On Fri, Jan 15, 2010 at 4:11 PM, Clements, Michael
<[EMAIL PROTECTED]> wrote:
> I've been exploring the same question lately: capping max simultaneous
> tasks per node.
> A file split approach would work, though it may be an indirect way of
> doing it.
> In many cases it would be cleaner and much easier to have a max task cap
> setting, for example this could/should be configurable in a Fair
> Scheduler pool setting.
> But there currently doesn't exist in Hadoop any simple means (that I
> know of) to set a max cap on tasks per machine, for a specific job (or
> pool of jobs). You have the configured setting, which is applied
> globally. If one or a few specific jobs need a different max, you're
> So the file split size approach, while indirect and more complex than a
> config setting, is the only one that I know of.
> The question actually has some subtlety because there is the total # of
> tasks for the job, and the # that will run simultaneously. In some
> cases, it's OK if there are a lot of tasks, so long as only 1 (or some
> other max cap) at a time runs per machine. In other cases, you need to
> limit the total # of tasks regardless of how many run simultaneously.

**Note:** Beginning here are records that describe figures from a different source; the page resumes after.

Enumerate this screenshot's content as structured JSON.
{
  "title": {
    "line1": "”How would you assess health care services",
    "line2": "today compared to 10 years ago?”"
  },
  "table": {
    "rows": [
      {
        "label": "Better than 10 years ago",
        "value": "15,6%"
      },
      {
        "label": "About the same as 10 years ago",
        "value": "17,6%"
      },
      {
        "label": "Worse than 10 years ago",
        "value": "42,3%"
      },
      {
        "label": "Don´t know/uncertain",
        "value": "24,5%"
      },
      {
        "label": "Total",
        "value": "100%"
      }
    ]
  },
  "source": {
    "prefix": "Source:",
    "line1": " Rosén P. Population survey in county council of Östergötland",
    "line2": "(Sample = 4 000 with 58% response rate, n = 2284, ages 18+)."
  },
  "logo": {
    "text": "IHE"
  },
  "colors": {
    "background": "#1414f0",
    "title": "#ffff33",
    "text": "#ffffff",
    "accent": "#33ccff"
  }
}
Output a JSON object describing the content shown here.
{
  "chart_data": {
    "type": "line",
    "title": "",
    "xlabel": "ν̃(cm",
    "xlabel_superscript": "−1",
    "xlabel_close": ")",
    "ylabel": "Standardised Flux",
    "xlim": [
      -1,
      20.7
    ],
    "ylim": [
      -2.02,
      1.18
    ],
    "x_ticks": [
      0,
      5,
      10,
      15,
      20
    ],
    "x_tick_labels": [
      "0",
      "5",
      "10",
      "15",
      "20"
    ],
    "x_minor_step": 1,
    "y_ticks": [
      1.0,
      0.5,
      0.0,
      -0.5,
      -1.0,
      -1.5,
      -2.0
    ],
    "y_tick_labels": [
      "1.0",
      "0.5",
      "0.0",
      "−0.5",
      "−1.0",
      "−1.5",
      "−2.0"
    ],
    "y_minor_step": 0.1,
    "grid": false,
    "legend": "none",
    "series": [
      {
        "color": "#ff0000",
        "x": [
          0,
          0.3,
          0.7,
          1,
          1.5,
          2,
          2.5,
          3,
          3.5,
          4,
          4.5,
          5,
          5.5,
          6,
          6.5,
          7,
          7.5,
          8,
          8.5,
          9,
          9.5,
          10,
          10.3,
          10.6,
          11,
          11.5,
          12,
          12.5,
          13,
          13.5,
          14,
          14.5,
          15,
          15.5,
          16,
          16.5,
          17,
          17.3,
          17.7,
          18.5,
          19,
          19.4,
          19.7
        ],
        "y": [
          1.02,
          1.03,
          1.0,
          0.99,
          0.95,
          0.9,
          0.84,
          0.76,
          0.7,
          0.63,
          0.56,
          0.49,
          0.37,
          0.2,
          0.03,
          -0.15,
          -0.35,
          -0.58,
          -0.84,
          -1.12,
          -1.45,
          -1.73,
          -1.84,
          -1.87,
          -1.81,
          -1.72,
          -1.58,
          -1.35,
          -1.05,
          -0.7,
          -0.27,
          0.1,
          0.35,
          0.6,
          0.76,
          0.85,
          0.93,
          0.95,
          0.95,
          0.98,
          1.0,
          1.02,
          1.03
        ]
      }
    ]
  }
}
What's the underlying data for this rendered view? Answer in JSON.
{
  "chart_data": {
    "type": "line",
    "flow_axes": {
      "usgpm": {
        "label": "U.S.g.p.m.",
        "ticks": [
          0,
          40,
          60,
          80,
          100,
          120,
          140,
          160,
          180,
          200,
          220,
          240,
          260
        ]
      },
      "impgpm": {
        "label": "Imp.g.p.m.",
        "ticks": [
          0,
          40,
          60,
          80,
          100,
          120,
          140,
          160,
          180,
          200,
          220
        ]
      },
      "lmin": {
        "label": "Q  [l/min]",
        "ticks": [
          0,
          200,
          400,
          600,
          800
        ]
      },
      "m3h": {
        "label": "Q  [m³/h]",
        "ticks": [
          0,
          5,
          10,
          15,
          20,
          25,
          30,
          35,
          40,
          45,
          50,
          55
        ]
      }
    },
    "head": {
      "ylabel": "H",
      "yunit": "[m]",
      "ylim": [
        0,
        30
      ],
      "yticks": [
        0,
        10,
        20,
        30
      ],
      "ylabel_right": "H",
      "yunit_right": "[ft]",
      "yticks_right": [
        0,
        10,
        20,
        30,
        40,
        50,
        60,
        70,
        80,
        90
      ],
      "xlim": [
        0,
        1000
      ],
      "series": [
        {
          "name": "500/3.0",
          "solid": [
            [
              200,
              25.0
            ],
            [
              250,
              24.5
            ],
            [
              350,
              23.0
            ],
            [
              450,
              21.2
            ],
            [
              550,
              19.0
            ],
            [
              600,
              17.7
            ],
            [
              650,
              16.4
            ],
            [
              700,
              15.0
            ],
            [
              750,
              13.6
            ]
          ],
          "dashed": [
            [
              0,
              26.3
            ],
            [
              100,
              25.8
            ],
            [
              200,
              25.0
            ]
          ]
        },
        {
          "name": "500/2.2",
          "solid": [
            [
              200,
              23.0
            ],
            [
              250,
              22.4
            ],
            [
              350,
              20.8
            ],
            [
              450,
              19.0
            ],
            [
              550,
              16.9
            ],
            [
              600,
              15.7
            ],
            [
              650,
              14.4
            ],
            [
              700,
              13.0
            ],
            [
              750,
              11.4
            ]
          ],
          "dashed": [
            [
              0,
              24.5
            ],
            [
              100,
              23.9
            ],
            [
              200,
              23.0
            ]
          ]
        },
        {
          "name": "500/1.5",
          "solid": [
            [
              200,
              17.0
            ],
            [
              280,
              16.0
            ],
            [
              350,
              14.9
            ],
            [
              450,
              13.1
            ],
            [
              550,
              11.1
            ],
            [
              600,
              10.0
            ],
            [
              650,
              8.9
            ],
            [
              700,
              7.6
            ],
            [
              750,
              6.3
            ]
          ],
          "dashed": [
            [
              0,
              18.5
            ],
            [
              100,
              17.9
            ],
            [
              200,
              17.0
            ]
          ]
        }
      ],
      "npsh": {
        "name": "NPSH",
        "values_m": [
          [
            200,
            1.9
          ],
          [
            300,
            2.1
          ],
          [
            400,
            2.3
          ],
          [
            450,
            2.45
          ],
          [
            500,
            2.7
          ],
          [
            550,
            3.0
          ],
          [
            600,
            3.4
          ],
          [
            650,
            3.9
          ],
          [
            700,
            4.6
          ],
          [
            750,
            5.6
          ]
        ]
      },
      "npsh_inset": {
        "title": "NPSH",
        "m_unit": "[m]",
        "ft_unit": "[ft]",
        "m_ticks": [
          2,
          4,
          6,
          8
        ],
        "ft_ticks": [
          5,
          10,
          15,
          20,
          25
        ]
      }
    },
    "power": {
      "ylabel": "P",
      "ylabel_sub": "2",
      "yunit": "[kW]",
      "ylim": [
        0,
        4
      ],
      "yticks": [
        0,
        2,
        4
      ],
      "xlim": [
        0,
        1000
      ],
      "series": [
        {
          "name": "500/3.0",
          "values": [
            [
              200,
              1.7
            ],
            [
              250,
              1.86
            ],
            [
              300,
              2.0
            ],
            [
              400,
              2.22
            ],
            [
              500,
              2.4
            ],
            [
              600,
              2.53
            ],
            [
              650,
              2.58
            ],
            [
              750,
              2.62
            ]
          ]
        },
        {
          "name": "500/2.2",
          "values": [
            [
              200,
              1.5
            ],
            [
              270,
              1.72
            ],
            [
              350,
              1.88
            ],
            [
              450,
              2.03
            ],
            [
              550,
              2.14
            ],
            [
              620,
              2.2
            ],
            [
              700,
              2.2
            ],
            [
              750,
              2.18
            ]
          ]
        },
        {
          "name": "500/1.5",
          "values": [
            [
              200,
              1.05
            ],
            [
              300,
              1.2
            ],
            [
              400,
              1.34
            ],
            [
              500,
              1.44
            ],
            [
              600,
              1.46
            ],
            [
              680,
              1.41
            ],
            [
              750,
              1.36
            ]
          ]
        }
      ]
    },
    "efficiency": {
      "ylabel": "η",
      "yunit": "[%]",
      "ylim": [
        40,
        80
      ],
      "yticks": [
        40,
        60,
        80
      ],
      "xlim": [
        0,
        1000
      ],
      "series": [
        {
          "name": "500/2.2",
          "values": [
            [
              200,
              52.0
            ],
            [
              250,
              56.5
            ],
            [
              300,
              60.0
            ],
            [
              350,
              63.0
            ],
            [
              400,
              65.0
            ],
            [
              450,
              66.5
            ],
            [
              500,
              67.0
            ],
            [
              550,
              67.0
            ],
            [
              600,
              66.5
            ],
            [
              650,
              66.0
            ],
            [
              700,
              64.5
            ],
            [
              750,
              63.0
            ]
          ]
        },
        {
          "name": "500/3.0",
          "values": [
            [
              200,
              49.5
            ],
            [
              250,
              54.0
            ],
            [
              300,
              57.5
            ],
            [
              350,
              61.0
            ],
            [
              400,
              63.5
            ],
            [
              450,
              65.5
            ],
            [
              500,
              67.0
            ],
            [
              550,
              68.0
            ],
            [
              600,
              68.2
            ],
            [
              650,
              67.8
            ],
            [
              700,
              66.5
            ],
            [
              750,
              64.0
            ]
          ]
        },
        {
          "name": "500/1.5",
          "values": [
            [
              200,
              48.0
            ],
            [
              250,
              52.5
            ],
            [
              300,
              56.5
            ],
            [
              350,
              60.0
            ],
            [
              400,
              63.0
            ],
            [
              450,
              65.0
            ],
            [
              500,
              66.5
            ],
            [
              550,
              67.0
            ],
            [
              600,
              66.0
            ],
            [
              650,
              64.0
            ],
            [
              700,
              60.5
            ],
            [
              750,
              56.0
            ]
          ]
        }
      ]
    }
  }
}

> The file split approach will control the total # of tasks for the job,
> which may impact (directly or indirectly) the # that run simultaneously.
> -----Original Message-----
> [EMAIL PROTECTED]
> [mailto:[EMAIL PROTECTED]
> che.org] On Behalf Of Allen Wittenauer
> Sent: Friday, January 15, 2010 4:00 PM
> To: [EMAIL PROTECTED]
> Subject: Re: why one mapper process per block?
> On 1/15/10 3:55 PM, "Erez Katz" <[EMAIL PROTECTED]> wrote:
>> What would it take to pipe ALL the blocks that are part of the input
> set, on
>> a given node, to ONE mapper process?
> Probably just setting mapred.min.split.size to a high enough value.